Archive for July, 2007
I was sitting here working, and I thought, “Gosh, I’m hungry. But it’s not even 11am. I didn’t eat breakfast any earlier than usual. What gives?” It took me quite a while to realize that I usually have a snack in the middle of the morning–right around now. I’m a fool!
“It’s like a big group hug that crushes you.” – Josef, visiting ICSI from Pittsburgh, talking about our office.
“I’m preemptively disappointing you.” – mother to her daughter in an improv skit
“Remi suspected Joseph was exaggerating. But that didn’t matter. Even if it was all a load of bull semen, it was great bull semen.” – from David Brin’s Earth
Hello my friend!
I am ready to kill myself and eat my dog, if medicine prices here ([url redacted]) are bad.
Look, the site and call me 1-800 if its wrong..
My dog and I are still alive 🙂
I’m not sure why, but that strikes me as terribly funny.
All right. So in the show last night, the guy told a story about how once on Password, the word to guess was “money,” so the clue-giver said “dough,” and the black woman responded “knob.” And everyone had a good laugh. Then the performer joked about the white guy in the audience looking around wondering what the joke was. Well, that was me. I don’t get this joke. Does anyone care to explain it? Some discussion here and here suggests that “dough” sounded like “door” in her dialect, so that’s why she responded that way.
BTW, the story might have the details wrong. Some say it was on the Newlywed Game, some on Pyramid (with Alan Alda), etc. Some discussion here.
Last night I went to see one of the San Francisco Improv Festival shows. I’d meant to go on Thursday, but I actually forgot. I was running late, and I got to the Buriel Clay Theater just a minute or two before 8pm. So, I asked for a student ticket, and got in just in time.
cut for length
This morning, like last Sunday, I was awoken by wheeking. Chester was worried because I hadn’t given the pigs their treats yet, so he called out wondering where they were. This is a new development–prior to this summer, the times I got up in the morning could vary by an hour or more. This summer, though, I’ve been very regular about giving the pigs their treats–after I get out of the shower, usually a bit before 9am.
On the one hand, this is very cute. On the other hand, it means that it’s damn hard to sleep in on Saturday morning.

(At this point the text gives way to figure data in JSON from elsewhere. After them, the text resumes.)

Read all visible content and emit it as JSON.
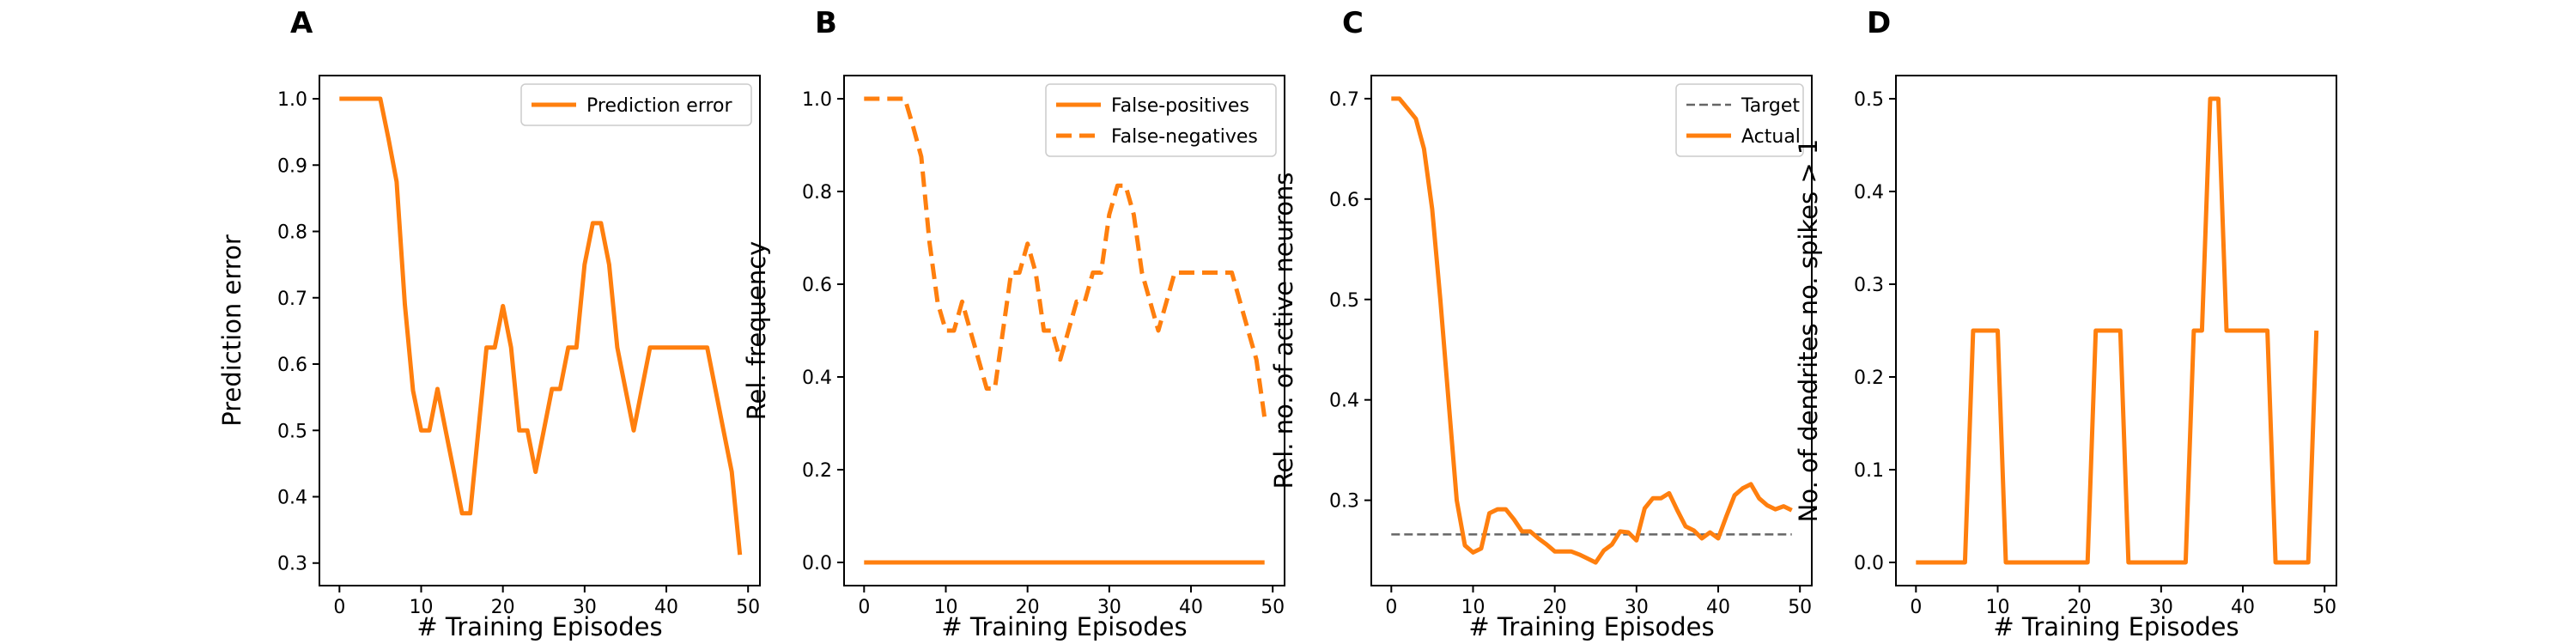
{
  "colors": {
    "series": "#ff7f0e",
    "target": "#666666"
  },
  "chart_data": [
    {
      "panel": "A",
      "type": "line",
      "xlabel": "# Training Episodes",
      "ylabel": "Prediction error",
      "xlim": [
        -2.45,
        51.45
      ],
      "ylim": [
        0.266,
        1.035
      ],
      "xticks": [
        0,
        10,
        20,
        30,
        40,
        50
      ],
      "xtick_labels": [
        "0",
        "10",
        "20",
        "30",
        "40",
        "50"
      ],
      "yticks": [
        0.3,
        0.4,
        0.5,
        0.6,
        0.7,
        0.8,
        0.9,
        1.0
      ],
      "ytick_labels": [
        "0.3",
        "0.4",
        "0.5",
        "0.6",
        "0.7",
        "0.8",
        "0.9",
        "1.0"
      ],
      "grid": false,
      "legend": "top-right",
      "series": [
        {
          "name": "Prediction error",
          "style": "solid",
          "x": [
            0,
            1,
            2,
            3,
            4,
            5,
            6,
            7,
            8,
            9,
            10,
            11,
            12,
            13,
            14,
            15,
            16,
            17,
            18,
            19,
            20,
            21,
            22,
            23,
            24,
            25,
            26,
            27,
            28,
            29,
            30,
            31,
            32,
            33,
            34,
            35,
            36,
            37,
            38,
            39,
            40,
            41,
            42,
            43,
            44,
            45,
            46,
            47,
            48,
            49
          ],
          "y": [
            1.0,
            1.0,
            1.0,
            1.0,
            1.0,
            1.0,
            0.94,
            0.875,
            0.69,
            0.56,
            0.5,
            0.5,
            0.5625,
            0.5,
            0.4375,
            0.375,
            0.375,
            0.5,
            0.625,
            0.625,
            0.6875,
            0.625,
            0.5,
            0.5,
            0.4375,
            0.5,
            0.5625,
            0.5625,
            0.625,
            0.625,
            0.75,
            0.8125,
            0.8125,
            0.75,
            0.625,
            0.5625,
            0.5,
            0.5625,
            0.625,
            0.625,
            0.625,
            0.625,
            0.625,
            0.625,
            0.625,
            0.625,
            0.5625,
            0.5,
            0.4375,
            0.3125
          ]
        }
      ]
    },
    {
      "panel": "B",
      "type": "line",
      "xlabel": "# Training Episodes",
      "ylabel": "Rel. frequency",
      "xlim": [
        -2.45,
        51.45
      ],
      "ylim": [
        -0.05,
        1.05
      ],
      "xticks": [
        0,
        10,
        20,
        30,
        40,
        50
      ],
      "xtick_labels": [
        "0",
        "10",
        "20",
        "30",
        "40",
        "50"
      ],
      "yticks": [
        0.0,
        0.2,
        0.4,
        0.6,
        0.8,
        1.0
      ],
      "ytick_labels": [
        "0.0",
        "0.2",
        "0.4",
        "0.6",
        "0.8",
        "1.0"
      ],
      "grid": false,
      "legend": "top-right",
      "series": [
        {
          "name": "False-positives",
          "style": "solid",
          "x": [
            0,
            49
          ],
          "y": [
            0.0,
            0.0
          ]
        },
        {
          "name": "False-negatives",
          "style": "dashed",
          "x": [
            0,
            1,
            2,
            3,
            4,
            5,
            6,
            7,
            8,
            9,
            10,
            11,
            12,
            13,
            14,
            15,
            16,
            17,
            18,
            19,
            20,
            21,
            22,
            23,
            24,
            25,
            26,
            27,
            28,
            29,
            30,
            31,
            32,
            33,
            34,
            35,
            36,
            37,
            38,
            39,
            40,
            41,
            42,
            43,
            44,
            45,
            46,
            47,
            48,
            49
          ],
          "y": [
            1.0,
            1.0,
            1.0,
            1.0,
            1.0,
            1.0,
            0.94,
            0.875,
            0.69,
            0.56,
            0.5,
            0.5,
            0.5625,
            0.5,
            0.4375,
            0.375,
            0.375,
            0.5,
            0.625,
            0.625,
            0.6875,
            0.625,
            0.5,
            0.5,
            0.4375,
            0.5,
            0.5625,
            0.5625,
            0.625,
            0.625,
            0.75,
            0.8125,
            0.8125,
            0.75,
            0.625,
            0.5625,
            0.5,
            0.5625,
            0.625,
            0.625,
            0.625,
            0.625,
            0.625,
            0.625,
            0.625,
            0.625,
            0.5625,
            0.5,
            0.4375,
            0.3125
          ]
        }
      ]
    },
    {
      "panel": "C",
      "type": "line",
      "xlabel": "# Training Episodes",
      "ylabel": "Rel. no. of active neurons",
      "xlim": [
        -2.45,
        51.45
      ],
      "ylim": [
        0.215,
        0.723
      ],
      "xticks": [
        0,
        10,
        20,
        30,
        40,
        50
      ],
      "xtick_labels": [
        "0",
        "10",
        "20",
        "30",
        "40",
        "50"
      ],
      "yticks": [
        0.3,
        0.4,
        0.5,
        0.6,
        0.7
      ],
      "ytick_labels": [
        "0.3",
        "0.4",
        "0.5",
        "0.6",
        "0.7"
      ],
      "grid": false,
      "legend": "top-right",
      "series": [
        {
          "name": "Target",
          "style": "dashed-thin",
          "x": [
            0,
            49
          ],
          "y": [
            0.266,
            0.266
          ]
        },
        {
          "name": "Actual",
          "style": "solid",
          "x": [
            0,
            1,
            2,
            3,
            4,
            5,
            6,
            7,
            8,
            9,
            10,
            11,
            12,
            13,
            14,
            15,
            16,
            17,
            18,
            19,
            20,
            21,
            22,
            23,
            24,
            25,
            26,
            27,
            28,
            29,
            30,
            31,
            32,
            33,
            34,
            35,
            36,
            37,
            38,
            39,
            40,
            41,
            42,
            43,
            44,
            45,
            46,
            47,
            48,
            49
          ],
          "y": [
            0.7,
            0.7,
            0.69,
            0.68,
            0.65,
            0.59,
            0.5,
            0.4,
            0.3,
            0.255,
            0.248,
            0.252,
            0.287,
            0.291,
            0.291,
            0.281,
            0.269,
            0.269,
            0.262,
            0.256,
            0.249,
            0.249,
            0.249,
            0.246,
            0.242,
            0.238,
            0.25,
            0.256,
            0.269,
            0.268,
            0.26,
            0.292,
            0.302,
            0.302,
            0.307,
            0.29,
            0.274,
            0.27,
            0.262,
            0.268,
            0.262,
            0.284,
            0.305,
            0.312,
            0.316,
            0.302,
            0.295,
            0.291,
            0.294,
            0.29
          ]
        }
      ]
    },
    {
      "panel": "D",
      "type": "line",
      "xlabel": "# Training Episodes",
      "ylabel": "No. of dendrites no. spikes > 1",
      "xlim": [
        -2.45,
        51.45
      ],
      "ylim": [
        -0.025,
        0.525
      ],
      "xticks": [
        0,
        10,
        20,
        30,
        40,
        50
      ],
      "xtick_labels": [
        "0",
        "10",
        "20",
        "30",
        "40",
        "50"
      ],
      "yticks": [
        0.0,
        0.1,
        0.2,
        0.3,
        0.4,
        0.5
      ],
      "ytick_labels": [
        "0.0",
        "0.1",
        "0.2",
        "0.3",
        "0.4",
        "0.5"
      ],
      "grid": false,
      "legend": "none",
      "series": [
        {
          "style": "solid",
          "x": [
            0,
            1,
            2,
            3,
            4,
            5,
            6,
            7,
            8,
            9,
            10,
            11,
            12,
            13,
            14,
            15,
            16,
            17,
            18,
            19,
            20,
            21,
            22,
            23,
            24,
            25,
            26,
            27,
            28,
            29,
            30,
            31,
            32,
            33,
            34,
            35,
            36,
            37,
            38,
            39,
            40,
            41,
            42,
            43,
            44,
            45,
            46,
            47,
            48,
            49
          ],
          "y": [
            0,
            0,
            0,
            0,
            0,
            0,
            0,
            0.25,
            0.25,
            0.25,
            0.25,
            0,
            0,
            0,
            0,
            0,
            0,
            0,
            0,
            0,
            0,
            0,
            0.25,
            0.25,
            0.25,
            0.25,
            0,
            0,
            0,
            0,
            0,
            0,
            0,
            0,
            0.25,
            0.25,
            0.5,
            0.5,
            0.25,
            0.25,
            0.25,
            0.25,
            0.25,
            0.25,
            0,
            0,
            0,
            0,
            0,
            0.25
          ]
        }
      ]
    }
  ]
}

What’s in my belly? I know it sounds silly, but my belly is mysteriously large. It’s been that way for years. I don’t think it’s just fat. You can pinch a little fat on my belly, but not a whole lot. I’m clearly a few pounds overweight, but it’s really not much. Here’s a topless picture of me from May to prove it (just what you’ve been hoping for, I’m sure). I seem to be either wiping the water from my face or praying.
So. There I don’t look too bad. You can see there’s a little fat on my belly, but no potbelly. But if I relax my belly, it sags out quite a bit, into a full-fledged potbelly–except I don’t know what’s in there! My mom asserted that I just have untoned abs. If I got more exercise, then my belly wouldn’t sag that way. When I asked the doctor, she said more or less, “yeah, sure, that’s probably it.” So for now, that’s the official consensus.
Personally, I’m not blown away by that explanation. I don’t think most people have potbellies unless they tighten their stomachs. I think there’s some mysterious substance filling my abdomen.
But maybe I’m just full of shit.
Both guinea pigs just bathed themselves at the same time. I don’t think I’ve ever seen them synchronize like that before, so I chalk it up to coincidence.
This has to be the most trivial post I’ve ever made.
Louis was just scratching himself, and he was off-balance, so he fell over. That’s not so uncommon, though it is cute. The kicker was that then he just lay there, like that’s what he’d meant to do all along. Maybe that was because he knew I was laughing at him, though.
Today will go down in history as the Great Milk Tragedy of 2007. As I carried my groceries and new hiking supplies in the door, I bobbled the gallon of milk and dropped it. It ruptured on one side, spewing milk across the floor. I scooped it up and put it in the sink pretty fast, saving more than half of it. But the cleanup was an annoyance–even after I cleaned up the big spill, I managed to spill twice more while trying to get the remaining milk from the damaged carton into a pitcher. And now I need to go do laundry before the many milk-soaked cloths turn rancid.
Hopefully I learned something from this, so there will be no Great Milk Tragedy of 2008.